In my household, we sometimes debate the merits of science fiction vs. fantasy. (You’ve got a copywriter and a composer living under one roof so stuff like this comes up.) To make matters worse, I study people and their motivations, even my own.
So it’s not surprising that I can now come clean and pin my long copywriting career on Darrin Stephens from the kitschy TV show Bewitched.
It was a defining moment for me, when I realized the place of honor that this TV show held in my formative years. And it wasn’t the beautiful Samantha Stephens that influenced me. No, it was Darrin Stephens whose advertising career helped me decide what I wanted to do.
Samantha had an enviable ability to twitch her nose and make anything happen. But we all know this is fantasy. Magic of that ilk is simply not available to the average Joan.
Darrin, on the other hand, who was apparently a one-man advertising agency unto himself, had an ability I craved more. As unrealistic as he was, he created from real human skills and brainpower, something realistically available to me, even as a child.
Which brings us back to fantasy vs. sci- fi. Science fiction has always appealed to me more than fantasy as a genre. Of course, like a good song, a good story trumps all and can come from any category, but that’s another debate. Given the choice, I’ll pick sci- fi every time because it focuses on the possible, not the fanciful.
There are dozens of examples of science fiction writers envisioning technologies and devices such as the iPad that did eventually come to be. To my knowledge, however, no one has of yet created a working magic spell or conjured a dragon. (Sorry, Game of Thrones fans!)
If there is any magic behind my motivations, it’s why I crave creating. That, I cannot answer. It’s just who I am, as so many creatives will tell you. It’s a type, a temperament. I have to make stuff. HAVE to.
I can’t pin the motivation down.
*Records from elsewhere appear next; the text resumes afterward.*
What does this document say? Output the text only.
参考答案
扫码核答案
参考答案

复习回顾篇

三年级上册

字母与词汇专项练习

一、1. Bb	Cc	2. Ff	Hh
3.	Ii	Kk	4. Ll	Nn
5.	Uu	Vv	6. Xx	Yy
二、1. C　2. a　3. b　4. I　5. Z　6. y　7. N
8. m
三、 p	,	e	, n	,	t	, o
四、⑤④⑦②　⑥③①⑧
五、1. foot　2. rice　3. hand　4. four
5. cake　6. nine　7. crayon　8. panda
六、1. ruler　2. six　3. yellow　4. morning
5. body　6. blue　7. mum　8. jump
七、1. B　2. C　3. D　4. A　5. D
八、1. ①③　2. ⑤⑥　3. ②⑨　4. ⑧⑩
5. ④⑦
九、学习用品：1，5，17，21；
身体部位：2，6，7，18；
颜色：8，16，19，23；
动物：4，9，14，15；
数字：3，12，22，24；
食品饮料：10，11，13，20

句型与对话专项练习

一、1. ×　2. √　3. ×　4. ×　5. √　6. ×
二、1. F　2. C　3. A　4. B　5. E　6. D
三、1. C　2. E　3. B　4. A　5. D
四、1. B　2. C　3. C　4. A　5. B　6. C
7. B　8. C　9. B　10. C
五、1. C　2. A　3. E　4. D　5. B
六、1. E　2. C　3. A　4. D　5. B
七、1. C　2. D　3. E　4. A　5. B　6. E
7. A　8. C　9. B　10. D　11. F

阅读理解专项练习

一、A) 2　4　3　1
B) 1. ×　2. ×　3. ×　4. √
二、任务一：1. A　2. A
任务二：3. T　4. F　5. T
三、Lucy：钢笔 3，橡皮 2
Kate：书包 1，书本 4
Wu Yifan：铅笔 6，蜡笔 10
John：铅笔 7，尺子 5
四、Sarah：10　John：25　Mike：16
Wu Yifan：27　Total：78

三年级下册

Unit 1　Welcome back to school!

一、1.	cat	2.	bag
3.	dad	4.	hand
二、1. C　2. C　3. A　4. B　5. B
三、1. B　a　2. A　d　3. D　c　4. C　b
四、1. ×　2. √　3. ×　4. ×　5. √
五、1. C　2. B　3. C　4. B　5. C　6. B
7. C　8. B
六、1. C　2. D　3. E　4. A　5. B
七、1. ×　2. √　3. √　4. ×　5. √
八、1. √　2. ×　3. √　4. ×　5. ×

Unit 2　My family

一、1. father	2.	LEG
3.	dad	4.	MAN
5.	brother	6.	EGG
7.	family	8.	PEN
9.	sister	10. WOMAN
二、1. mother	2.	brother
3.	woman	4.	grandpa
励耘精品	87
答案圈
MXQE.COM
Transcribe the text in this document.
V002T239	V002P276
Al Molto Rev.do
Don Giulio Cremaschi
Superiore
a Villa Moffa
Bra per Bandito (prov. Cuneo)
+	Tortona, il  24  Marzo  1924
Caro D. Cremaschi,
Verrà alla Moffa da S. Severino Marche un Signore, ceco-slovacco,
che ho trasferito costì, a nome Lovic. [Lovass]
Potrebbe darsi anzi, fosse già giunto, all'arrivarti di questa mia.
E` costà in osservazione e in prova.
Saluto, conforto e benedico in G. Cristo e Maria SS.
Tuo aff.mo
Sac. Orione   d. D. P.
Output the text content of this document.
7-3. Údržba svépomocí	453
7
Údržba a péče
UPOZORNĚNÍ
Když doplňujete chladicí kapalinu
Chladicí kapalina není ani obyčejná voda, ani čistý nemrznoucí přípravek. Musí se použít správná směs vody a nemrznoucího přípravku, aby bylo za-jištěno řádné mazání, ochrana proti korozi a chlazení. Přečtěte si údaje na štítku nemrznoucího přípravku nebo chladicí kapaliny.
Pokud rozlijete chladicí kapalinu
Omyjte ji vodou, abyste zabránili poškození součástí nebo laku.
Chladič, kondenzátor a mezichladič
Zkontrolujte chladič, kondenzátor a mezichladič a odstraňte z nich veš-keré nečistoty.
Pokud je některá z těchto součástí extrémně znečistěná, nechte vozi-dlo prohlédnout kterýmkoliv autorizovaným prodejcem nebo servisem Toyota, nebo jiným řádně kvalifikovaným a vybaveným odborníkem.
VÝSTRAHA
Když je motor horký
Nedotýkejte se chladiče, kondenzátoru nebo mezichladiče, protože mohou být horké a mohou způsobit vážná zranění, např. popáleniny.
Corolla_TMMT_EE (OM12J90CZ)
I can only harness it on behalf of whatever project I’m working on and client I’m working for. It’s insatiable, this appetite to create. Enough so that the blank screen no longer scares me and I’ve mastered creativity on command—a skill you definitely need to survive in advertising and marketing.
So let Samantha twitch her perky little nose and turn Larry Tate into a bunny rabbit if you will. But leave it to Darrin to sell the client on an idea he conjured up right before the presentation.